CAR T-cell therapy may overcome poor prognosis tied to conventional tiNHL therapies

A real-world study presented at ASH 2024 shows that CD19 chimeric antigen receptor (CAR) T-cell therapy is highly effective and has an acceptable toxicity profile for individuals with transformed indolent non-Hodgkin lymphoma (tiNHL).

“About 10–30 percent of iNHL patients undergo transformation to aggressive LBCL* (aLBCL). Prior studies have shown that tiNHL is associated with chemoresistance, worse disease control, and inferior overall survival (OS),” said study co-first author Dr Swetha Thiruvengadam from the City of Hope National Medical Center, Duarte, California, US.

There is no standard-of-care (SoC) treatment for this high-risk patient subset, and although CD19 CAR T has revolutionized the treatment landscape of aLBCL, tiNHL patients were largely underrepresented in prior pivotal trials, she noted.

The investigators retrospectively evaluated adults with relapsed/refractory aLBCL (DLBCL** [89 percent] and HGBCL***) – both de novo and transformed – who received SoC CD19 CAR T-cell therapy between 1 December 2017 and 31 October 2022. Of the 1,182 patients included, 884 (71 percent) had de novo aLBCL, while 338 (29 percent) had tiNHL. Most tiNHL cases transformed from follicular lymphoma (FL; 84 percent), followed by marginal zone lymphoma (12 percent) and Waldenstrom’s macroglobulinaemia (4 percent).

Overall, median age at infusion was 64 years and 36 percent were women. At the time of CAR T-cell therapy, 80 percent of patients had advanced disease (III–IV), 56 percent had elevated LDH^#, 40 percent had >1 site of extranodal disease, and 12 percent had bulky disease (≥10 cm). The most common CAR T used was axicabtagene ciloleucel (78 percent), followed by tisagenlecleucel (14 percent) and lisocabtagene maraleucel (9 percent).

Overall response rates were similar between the tiNHL and de novo arms (83 percent vs 81 percent; p=0.3), but complete response (CR) rate was significantly higher in the former vs the latter (67 percent vs 59 percent; p=0.017).

Median duration of response was comparable in both tiNHL and de novo arms (23.6 vs 20 months; p=0.28), as was median duration of CR (48.3 vs 36.3 months; p=0.81). [ASH 2024, abstract 524]

After a median follow-up of 13 months post-CAR among all patients, the tiNHL and de novo arms had similar 24-month progression-free survival (PFS; 40.6 percent vs 38 percent; p=0.16) and OS (57.6 percent vs 52 percent; p=0.15).

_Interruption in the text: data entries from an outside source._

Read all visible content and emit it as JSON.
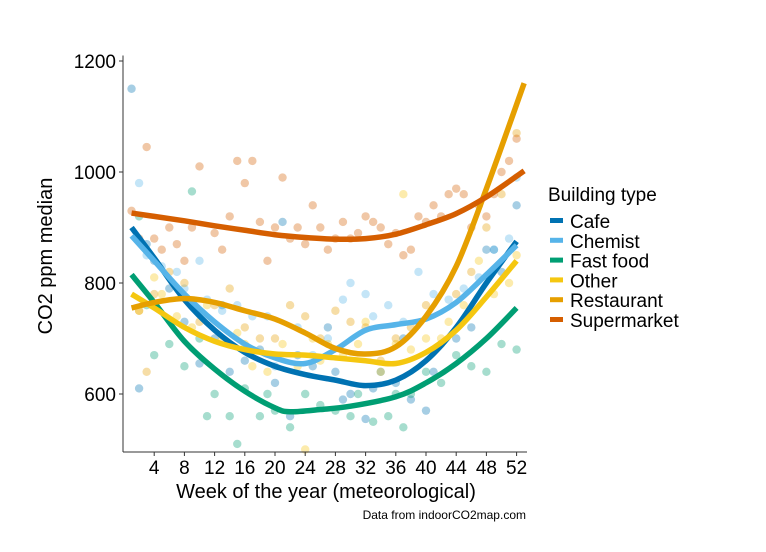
{
  "chart_data": {
    "type": "scatter",
    "title": "",
    "xlabel": "Week of the year (meteorological)",
    "ylabel": "CO2 ppm median",
    "caption": "Data from indoorCO2map.com",
    "xlim": [
      0,
      54
    ],
    "ylim": [
      495,
      1205
    ],
    "x_ticks": [
      4,
      8,
      12,
      16,
      20,
      24,
      28,
      32,
      36,
      40,
      44,
      48,
      52
    ],
    "y_ticks": [
      600,
      800,
      1000,
      1200
    ],
    "grid": false,
    "legend": {
      "title": "Building type",
      "placement": "right",
      "entries": [
        "Cafe",
        "Chemist",
        "Fast food",
        "Other",
        "Restaurant",
        "Supermarket"
      ]
    },
    "series": [
      {
        "name": "Cafe",
        "color": "#0072B2",
        "smooth": {
          "x": [
            1,
            4,
            8,
            12,
            16,
            20,
            24,
            28,
            32,
            36,
            40,
            44,
            48,
            52
          ],
          "y": [
            900,
            845,
            770,
            715,
            675,
            650,
            635,
            625,
            615,
            625,
            660,
            720,
            800,
            875
          ]
        },
        "points": [
          [
            1,
            1150
          ],
          [
            2,
            610
          ],
          [
            3,
            870
          ],
          [
            4,
            840
          ],
          [
            6,
            790
          ],
          [
            8,
            730
          ],
          [
            10,
            655
          ],
          [
            12,
            700
          ],
          [
            13,
            760
          ],
          [
            14,
            640
          ],
          [
            16,
            660
          ],
          [
            18,
            680
          ],
          [
            20,
            620
          ],
          [
            21,
            910
          ],
          [
            22,
            560
          ],
          [
            23,
            670
          ],
          [
            25,
            650
          ],
          [
            27,
            720
          ],
          [
            28,
            640
          ],
          [
            29,
            590
          ],
          [
            30,
            600
          ],
          [
            32,
            555
          ],
          [
            33,
            610
          ],
          [
            34,
            640
          ],
          [
            36,
            620
          ],
          [
            37,
            700
          ],
          [
            38,
            590
          ],
          [
            40,
            570
          ],
          [
            41,
            640
          ],
          [
            44,
            700
          ],
          [
            46,
            720
          ],
          [
            48,
            860
          ],
          [
            49,
            860
          ],
          [
            50,
            820
          ],
          [
            52,
            940
          ]
        ]
      },
      {
        "name": "Chemist",
        "color": "#56B4E9",
        "smooth": {
          "x": [
            1,
            4,
            8,
            12,
            16,
            20,
            24,
            28,
            32,
            36,
            40,
            44,
            48,
            52
          ],
          "y": [
            885,
            840,
            780,
            730,
            690,
            665,
            655,
            680,
            715,
            725,
            735,
            765,
            815,
            868
          ]
        },
        "points": [
          [
            2,
            980
          ],
          [
            3,
            850
          ],
          [
            5,
            830
          ],
          [
            7,
            820
          ],
          [
            8,
            790
          ],
          [
            10,
            840
          ],
          [
            11,
            770
          ],
          [
            13,
            750
          ],
          [
            15,
            760
          ],
          [
            17,
            740
          ],
          [
            19,
            740
          ],
          [
            20,
            650
          ],
          [
            23,
            720
          ],
          [
            25,
            670
          ],
          [
            27,
            700
          ],
          [
            29,
            770
          ],
          [
            30,
            800
          ],
          [
            32,
            780
          ],
          [
            33,
            740
          ],
          [
            35,
            760
          ],
          [
            37,
            730
          ],
          [
            39,
            820
          ],
          [
            41,
            780
          ],
          [
            43,
            770
          ],
          [
            45,
            790
          ],
          [
            47,
            810
          ],
          [
            49,
            860
          ],
          [
            51,
            880
          ],
          [
            52,
            990
          ]
        ]
      },
      {
        "name": "Fast food",
        "color": "#009E73",
        "smooth": {
          "x": [
            1,
            4,
            8,
            12,
            16,
            20,
            22,
            26,
            30,
            36,
            40,
            44,
            48,
            52
          ],
          "y": [
            815,
            765,
            695,
            645,
            605,
            575,
            568,
            572,
            578,
            595,
            620,
            655,
            700,
            755
          ]
        },
        "points": [
          [
            2,
            920
          ],
          [
            3,
            760
          ],
          [
            4,
            670
          ],
          [
            6,
            690
          ],
          [
            8,
            650
          ],
          [
            9,
            965
          ],
          [
            10,
            700
          ],
          [
            11,
            560
          ],
          [
            12,
            600
          ],
          [
            14,
            560
          ],
          [
            15,
            510
          ],
          [
            16,
            610
          ],
          [
            18,
            560
          ],
          [
            19,
            600
          ],
          [
            20,
            570
          ],
          [
            22,
            540
          ],
          [
            24,
            600
          ],
          [
            26,
            580
          ],
          [
            28,
            570
          ],
          [
            30,
            560
          ],
          [
            31,
            600
          ],
          [
            33,
            550
          ],
          [
            35,
            560
          ],
          [
            36,
            600
          ],
          [
            37,
            540
          ],
          [
            38,
            600
          ],
          [
            40,
            640
          ],
          [
            42,
            620
          ],
          [
            44,
            670
          ],
          [
            46,
            650
          ],
          [
            48,
            640
          ],
          [
            50,
            690
          ],
          [
            52,
            680
          ]
        ]
      },
      {
        "name": "Other",
        "color": "#F5C710",
        "smooth": {
          "x": [
            1,
            4,
            8,
            12,
            16,
            20,
            24,
            28,
            32,
            36,
            40,
            44,
            48,
            52
          ],
          "y": [
            780,
            755,
            720,
            695,
            680,
            672,
            670,
            665,
            660,
            655,
            675,
            715,
            775,
            840
          ]
        },
        "points": [
          [
            2,
            750
          ],
          [
            4,
            810
          ],
          [
            5,
            780
          ],
          [
            7,
            740
          ],
          [
            9,
            720
          ],
          [
            11,
            760
          ],
          [
            13,
            700
          ],
          [
            15,
            710
          ],
          [
            16,
            690
          ],
          [
            17,
            650
          ],
          [
            19,
            640
          ],
          [
            21,
            690
          ],
          [
            23,
            650
          ],
          [
            24,
            500
          ],
          [
            25,
            700
          ],
          [
            26,
            660
          ],
          [
            27,
            690
          ],
          [
            29,
            670
          ],
          [
            31,
            690
          ],
          [
            32,
            730
          ],
          [
            34,
            640
          ],
          [
            36,
            690
          ],
          [
            37,
            960
          ],
          [
            38,
            680
          ],
          [
            40,
            700
          ],
          [
            42,
            700
          ],
          [
            43,
            730
          ],
          [
            45,
            760
          ],
          [
            47,
            840
          ],
          [
            49,
            780
          ],
          [
            51,
            800
          ],
          [
            52,
            850
          ]
        ]
      },
      {
        "name": "Restaurant",
        "color": "#E69F00",
        "smooth": {
          "x": [
            1,
            4,
            8,
            12,
            16,
            20,
            24,
            28,
            32,
            36,
            40,
            44,
            48,
            53
          ],
          "y": [
            755,
            765,
            772,
            765,
            750,
            735,
            710,
            682,
            672,
            685,
            740,
            830,
            970,
            1160
          ]
        },
        "points": [
          [
            2,
            750
          ],
          [
            3,
            640
          ],
          [
            4,
            780
          ],
          [
            6,
            820
          ],
          [
            8,
            800
          ],
          [
            10,
            730
          ],
          [
            12,
            760
          ],
          [
            14,
            790
          ],
          [
            16,
            720
          ],
          [
            18,
            700
          ],
          [
            20,
            700
          ],
          [
            22,
            760
          ],
          [
            24,
            740
          ],
          [
            26,
            700
          ],
          [
            28,
            750
          ],
          [
            30,
            730
          ],
          [
            32,
            720
          ],
          [
            34,
            660
          ],
          [
            36,
            700
          ],
          [
            38,
            720
          ],
          [
            40,
            760
          ],
          [
            42,
            690
          ],
          [
            44,
            780
          ],
          [
            46,
            820
          ],
          [
            48,
            900
          ],
          [
            50,
            960
          ],
          [
            52,
            1070
          ]
        ]
      },
      {
        "name": "Supermarket",
        "color": "#D55E00",
        "smooth": {
          "x": [
            1,
            4,
            8,
            12,
            16,
            20,
            24,
            28,
            32,
            36,
            40,
            44,
            48,
            53
          ],
          "y": [
            926,
            920,
            912,
            903,
            895,
            887,
            882,
            879,
            880,
            888,
            905,
            925,
            955,
            1002
          ]
        },
        "points": [
          [
            1,
            930
          ],
          [
            2,
            880
          ],
          [
            3,
            1045
          ],
          [
            4,
            880
          ],
          [
            5,
            860
          ],
          [
            6,
            900
          ],
          [
            7,
            870
          ],
          [
            8,
            840
          ],
          [
            9,
            900
          ],
          [
            10,
            1010
          ],
          [
            12,
            890
          ],
          [
            13,
            860
          ],
          [
            14,
            920
          ],
          [
            15,
            1020
          ],
          [
            16,
            980
          ],
          [
            17,
            1020
          ],
          [
            18,
            910
          ],
          [
            19,
            840
          ],
          [
            20,
            900
          ],
          [
            21,
            990
          ],
          [
            22,
            880
          ],
          [
            23,
            900
          ],
          [
            24,
            870
          ],
          [
            25,
            940
          ],
          [
            26,
            900
          ],
          [
            27,
            860
          ],
          [
            28,
            880
          ],
          [
            29,
            910
          ],
          [
            30,
            880
          ],
          [
            31,
            890
          ],
          [
            32,
            920
          ],
          [
            33,
            910
          ],
          [
            34,
            900
          ],
          [
            35,
            870
          ],
          [
            36,
            890
          ],
          [
            37,
            850
          ],
          [
            38,
            860
          ],
          [
            39,
            920
          ],
          [
            40,
            910
          ],
          [
            41,
            940
          ],
          [
            42,
            920
          ],
          [
            43,
            960
          ],
          [
            44,
            970
          ],
          [
            45,
            960
          ],
          [
            46,
            900
          ],
          [
            47,
            940
          ],
          [
            48,
            920
          ],
          [
            49,
            960
          ],
          [
            50,
            1000
          ],
          [
            51,
            1020
          ],
          [
            52,
            1060
          ]
        ]
      }
    ]
  }
}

The cumulative incidence of non-relapse mortality was also comparable between the tiNHL and de novo arms at 12 (7.8 percent vs 7.5 percent) and 24 months (10 percent vs 11 percent) after CAR T infusion.

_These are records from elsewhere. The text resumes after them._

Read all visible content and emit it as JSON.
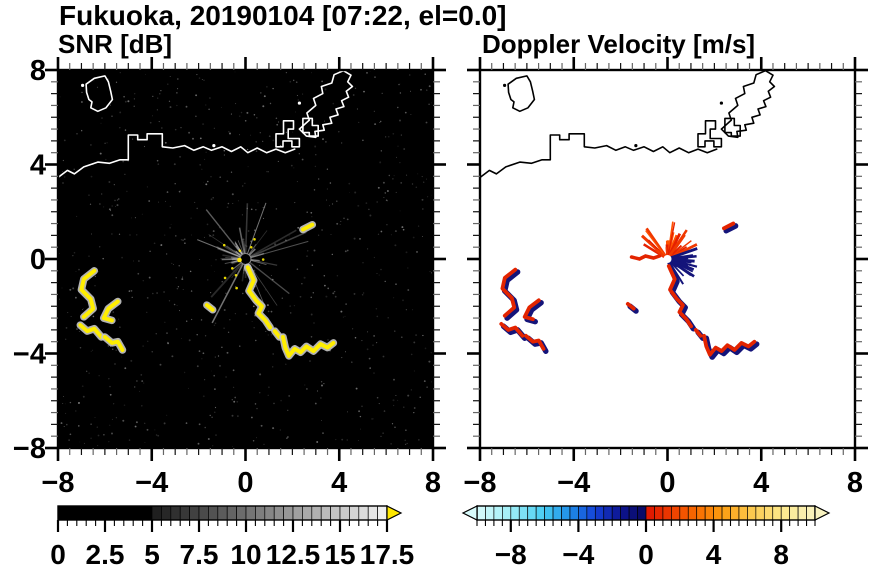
{
  "title": "Fukuoka, 20190104 [07:22, el=0.0]",
  "chart_data": {
    "type": "heatmap",
    "subtype": "radar_ppi_pair",
    "x_range": [
      -8,
      8
    ],
    "y_range": [
      -8,
      8
    ],
    "x_tick_values": [
      -8,
      -4,
      0,
      4,
      8
    ],
    "x_tick_labels": [
      "−8",
      "−4",
      "0",
      "4",
      "8"
    ],
    "y_tick_values": [
      8,
      4,
      0,
      -4,
      -8
    ],
    "y_tick_labels": [
      "8",
      "4",
      "0",
      "−4",
      "−8"
    ],
    "minor_tick_step": 0.5,
    "grid": false,
    "panels": [
      {
        "id": "snr",
        "title": "SNR [dB]",
        "background": "#000000",
        "coast_color": "#ffffff",
        "colorbar": {
          "min": 0,
          "max": 17.5,
          "cell_step": 0.5,
          "major_every": 2.5,
          "tick_values": [
            0,
            2.5,
            5,
            7.5,
            10,
            12.5,
            15,
            17.5
          ],
          "tick_labels": [
            "0",
            "2.5",
            "5",
            "7.5",
            "10",
            "12.5",
            "15",
            "17.5"
          ],
          "stops": [
            [
              0,
              "#000000"
            ],
            [
              4.9,
              "#000000"
            ],
            [
              5.1,
              "#1c1c1c"
            ],
            [
              17.5,
              "#f2f2f2"
            ]
          ],
          "over_color": "#ffe800",
          "arrows": "right"
        }
      },
      {
        "id": "velocity",
        "title": "Doppler Velocity [m/s]",
        "background": "#ffffff",
        "coast_color": "#000000",
        "colorbar": {
          "min": -10,
          "max": 10,
          "cell_step": 0.5,
          "major_every": 4,
          "tick_values": [
            -8,
            -4,
            0,
            4,
            8
          ],
          "tick_labels": [
            "−8",
            "−4",
            "0",
            "4",
            "8"
          ],
          "stops": [
            [
              -10,
              "#d8fbfb"
            ],
            [
              -8,
              "#9feef6"
            ],
            [
              -6,
              "#45ccf2"
            ],
            [
              -4.5,
              "#1e8ce8"
            ],
            [
              -3,
              "#1440d8"
            ],
            [
              -1.5,
              "#0d1490"
            ],
            [
              -0.05,
              "#0a0a62"
            ],
            [
              0.05,
              "#de1400"
            ],
            [
              1.5,
              "#ee3c00"
            ],
            [
              3,
              "#f86c00"
            ],
            [
              4.5,
              "#fb9c10"
            ],
            [
              6,
              "#fcc445"
            ],
            [
              8,
              "#fde88a"
            ],
            [
              10,
              "#f8f2c0"
            ]
          ],
          "arrows": "both"
        }
      }
    ],
    "radar_center": [
      0,
      0
    ],
    "echo_tracks": [
      {
        "name": "west-track-1",
        "points": [
          [
            -6.45,
            -0.5
          ],
          [
            -6.9,
            -0.85
          ],
          [
            -7.0,
            -1.3
          ],
          [
            -6.6,
            -1.7
          ],
          [
            -6.5,
            -2.1
          ],
          [
            -6.9,
            -2.45
          ]
        ]
      },
      {
        "name": "west-track-2",
        "points": [
          [
            -5.45,
            -1.8
          ],
          [
            -5.85,
            -2.1
          ],
          [
            -6.05,
            -2.5
          ],
          [
            -5.7,
            -2.6
          ]
        ]
      },
      {
        "name": "west-track-3",
        "points": [
          [
            -7.05,
            -2.8
          ],
          [
            -6.75,
            -3.05
          ],
          [
            -6.45,
            -2.95
          ],
          [
            -6.15,
            -3.3
          ]
        ]
      },
      {
        "name": "west-track-4",
        "points": [
          [
            -6.0,
            -3.3
          ],
          [
            -5.7,
            -3.55
          ],
          [
            -5.45,
            -3.5
          ],
          [
            -5.25,
            -3.85
          ]
        ]
      },
      {
        "name": "center-track",
        "points": [
          [
            0.1,
            -0.35
          ],
          [
            0.35,
            -0.9
          ],
          [
            0.15,
            -1.35
          ],
          [
            0.45,
            -1.75
          ],
          [
            0.7,
            -2.0
          ],
          [
            0.55,
            -2.3
          ],
          [
            0.85,
            -2.6
          ],
          [
            1.05,
            -2.9
          ]
        ]
      },
      {
        "name": "center-track-tail",
        "points": [
          [
            1.25,
            -3.05
          ],
          [
            1.45,
            -3.3
          ]
        ]
      },
      {
        "name": "southeast-track",
        "points": [
          [
            1.6,
            -3.3
          ],
          [
            1.7,
            -3.75
          ],
          [
            1.85,
            -4.1
          ],
          [
            2.1,
            -3.8
          ],
          [
            2.35,
            -3.95
          ],
          [
            2.6,
            -3.7
          ],
          [
            2.9,
            -3.9
          ],
          [
            3.2,
            -3.6
          ],
          [
            3.5,
            -3.75
          ],
          [
            3.75,
            -3.55
          ]
        ]
      },
      {
        "name": "small-echo-sw",
        "points": [
          [
            -1.65,
            -1.95
          ],
          [
            -1.4,
            -2.15
          ]
        ]
      },
      {
        "name": "small-echo-ne",
        "points": [
          [
            2.45,
            1.25
          ],
          [
            2.85,
            1.45
          ]
        ]
      }
    ],
    "coastline": {
      "mainland": [
        [
          -8,
          3.45
        ],
        [
          -7.6,
          3.75
        ],
        [
          -7.3,
          3.6
        ],
        [
          -6.9,
          3.9
        ],
        [
          -6.3,
          4.1
        ],
        [
          -5.8,
          4.05
        ],
        [
          -5.35,
          4.2
        ],
        [
          -5.0,
          4.2
        ],
        [
          -5.0,
          5.25
        ],
        [
          -4.6,
          5.25
        ],
        [
          -4.6,
          5.05
        ],
        [
          -4.2,
          5.05
        ],
        [
          -4.2,
          5.3
        ],
        [
          -3.55,
          5.3
        ],
        [
          -3.55,
          4.75
        ],
        [
          -3.1,
          4.7
        ],
        [
          -2.6,
          4.8
        ],
        [
          -2.2,
          4.6
        ],
        [
          -1.8,
          4.75
        ],
        [
          -1.45,
          4.6
        ],
        [
          -1.0,
          4.75
        ],
        [
          -0.6,
          4.55
        ],
        [
          -0.2,
          4.75
        ],
        [
          0.1,
          4.5
        ],
        [
          0.5,
          4.7
        ],
        [
          0.9,
          4.5
        ],
        [
          1.3,
          4.65
        ],
        [
          1.7,
          4.5
        ],
        [
          2.1,
          4.65
        ]
      ],
      "island": [
        [
          -6.0,
          7.75
        ],
        [
          -6.45,
          7.65
        ],
        [
          -6.8,
          7.4
        ],
        [
          -6.78,
          7.05
        ],
        [
          -6.68,
          6.75
        ],
        [
          -6.55,
          6.65
        ],
        [
          -6.6,
          6.4
        ],
        [
          -6.3,
          6.25
        ],
        [
          -5.95,
          6.4
        ],
        [
          -5.68,
          6.75
        ],
        [
          -5.75,
          7.1
        ],
        [
          -5.85,
          7.5
        ]
      ],
      "port_blocks": [
        [
          [
            1.3,
            4.75
          ],
          [
            1.3,
            5.3
          ],
          [
            1.62,
            5.3
          ],
          [
            1.62,
            5.85
          ],
          [
            2.05,
            5.85
          ],
          [
            2.05,
            5.5
          ],
          [
            1.82,
            5.5
          ],
          [
            1.82,
            5.1
          ],
          [
            2.3,
            5.1
          ],
          [
            2.3,
            4.75
          ],
          [
            1.98,
            4.75
          ],
          [
            1.98,
            5.0
          ],
          [
            1.6,
            5.0
          ],
          [
            1.6,
            4.75
          ]
        ],
        [
          [
            2.45,
            5.35
          ],
          [
            2.45,
            5.95
          ],
          [
            2.85,
            5.95
          ],
          [
            2.85,
            5.65
          ],
          [
            3.1,
            5.65
          ],
          [
            3.1,
            5.2
          ],
          [
            2.72,
            5.2
          ],
          [
            2.72,
            5.35
          ]
        ]
      ],
      "sandbar": [
        [
          2.3,
          5.5
        ],
        [
          2.72,
          5.88
        ],
        [
          2.62,
          6.18
        ],
        [
          3.0,
          6.5
        ],
        [
          2.9,
          6.8
        ],
        [
          3.3,
          7.0
        ],
        [
          3.24,
          7.3
        ],
        [
          3.68,
          7.45
        ],
        [
          3.78,
          7.8
        ],
        [
          4.18,
          7.97
        ],
        [
          4.5,
          7.78
        ],
        [
          4.36,
          7.5
        ],
        [
          4.56,
          7.3
        ],
        [
          4.3,
          7.1
        ],
        [
          4.4,
          6.85
        ],
        [
          4.1,
          6.7
        ],
        [
          4.2,
          6.45
        ],
        [
          3.86,
          6.35
        ],
        [
          3.95,
          6.1
        ],
        [
          3.6,
          6.0
        ],
        [
          3.68,
          5.75
        ],
        [
          3.3,
          5.68
        ],
        [
          3.36,
          5.45
        ],
        [
          2.96,
          5.4
        ],
        [
          3.0,
          5.15
        ],
        [
          2.6,
          5.2
        ]
      ],
      "islets": [
        [
          -6.95,
          7.35
        ],
        [
          -1.35,
          4.8
        ],
        [
          2.3,
          6.6
        ]
      ]
    },
    "styles": {
      "snr_echo_color": "#ffee00",
      "snr_halo_color": "#c6c6c6",
      "snr_ray_color": "#c8c8c8",
      "snr_center_dot": "#ffe800",
      "vel_positive_color": "#e32400",
      "vel_negative_color": "#14147a",
      "vel_ray_reds": [
        "#f03800",
        "#ff5200",
        "#e52000"
      ]
    }
  }
}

A trend towards a lower risk of disease progression, relapse, or death post-CAR was observed in the tiNHL vs de novo subgroup after adjusting for key baseline characteristics on multivariate analyses, but this failed to achieve statistical significance (adjusted hazard ratio [aHR], 0.84; p=0.07). However, in a separate post hoc analysis, the risk of disease progression or death was significantly lower in patients with transformed FL vs those with de novo disease (aHR, 0.81; p=0.049).

The regression model suggested that other factors tied to worse PFS are advanced disease stage prior to CAR T (aHR, 1.4), elevated LDH (aHR, 1.7), ≥3 prior lines of therapy (aHR, 1.2), bendamustine use within 12 months prior to CAR (aHR, 1.5), central nervous system involvement of aLBCL prior to CAR (aHR, 1.3), and receipt of bridging therapy (aHR, 1.4).

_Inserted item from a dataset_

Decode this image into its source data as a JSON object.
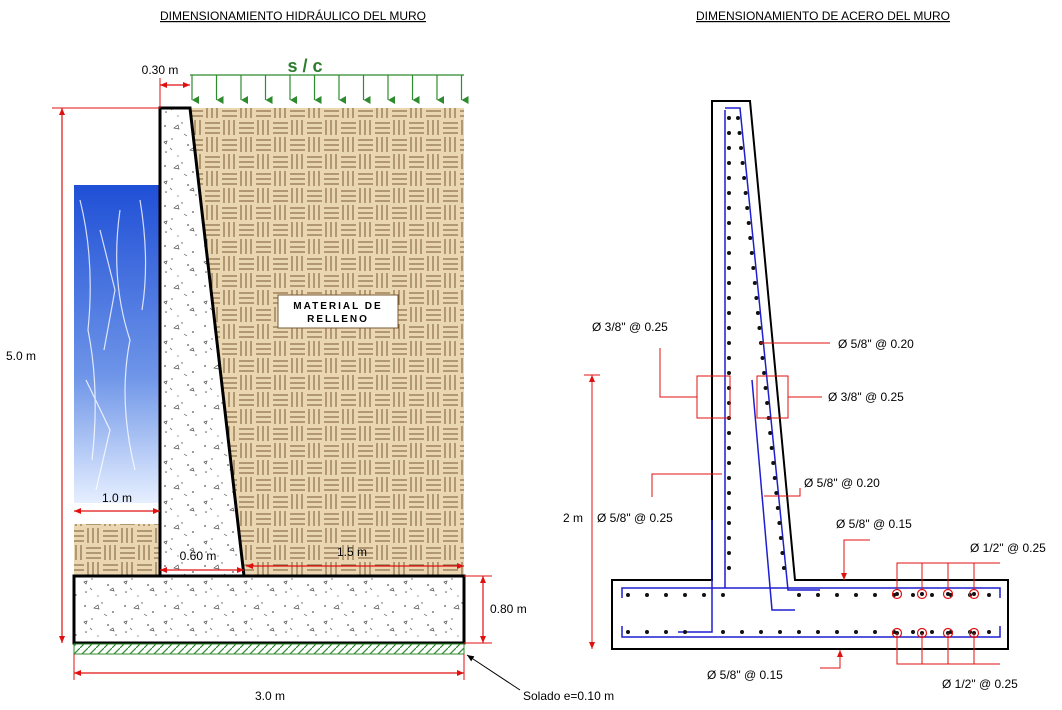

Compared with the de novo arm, the tiNHL arm had similar incidences of grade ≥3 CRS^## (7 percent vs 8 percent; p=0.6) and CAR T toxicity-related ICU stay within the first 30 days (12 percent vs 14 percent; p=0.2), and lower rates of grade ≥3 ICANS^### (21 percent vs 27 percent; p=0.024), tocilizumab use for CRS (50 percent vs 61 percent; p<0.001), and glucocorticoid use for ICANS (36 percent vs 44 percent; p=0.01).

“Our study suggests that CD19 CAR T is highly effective and safe for tiNHL with potentially higher CR rates, lower progression risk, comparable CRS, and lower incidence of ICANS compared with de novo aLBCL,” Thiruvengadam said. “[The findings imply that] CAR may be able to overcome the historically poor prognosis associated with conventional therapies for tiNHL.”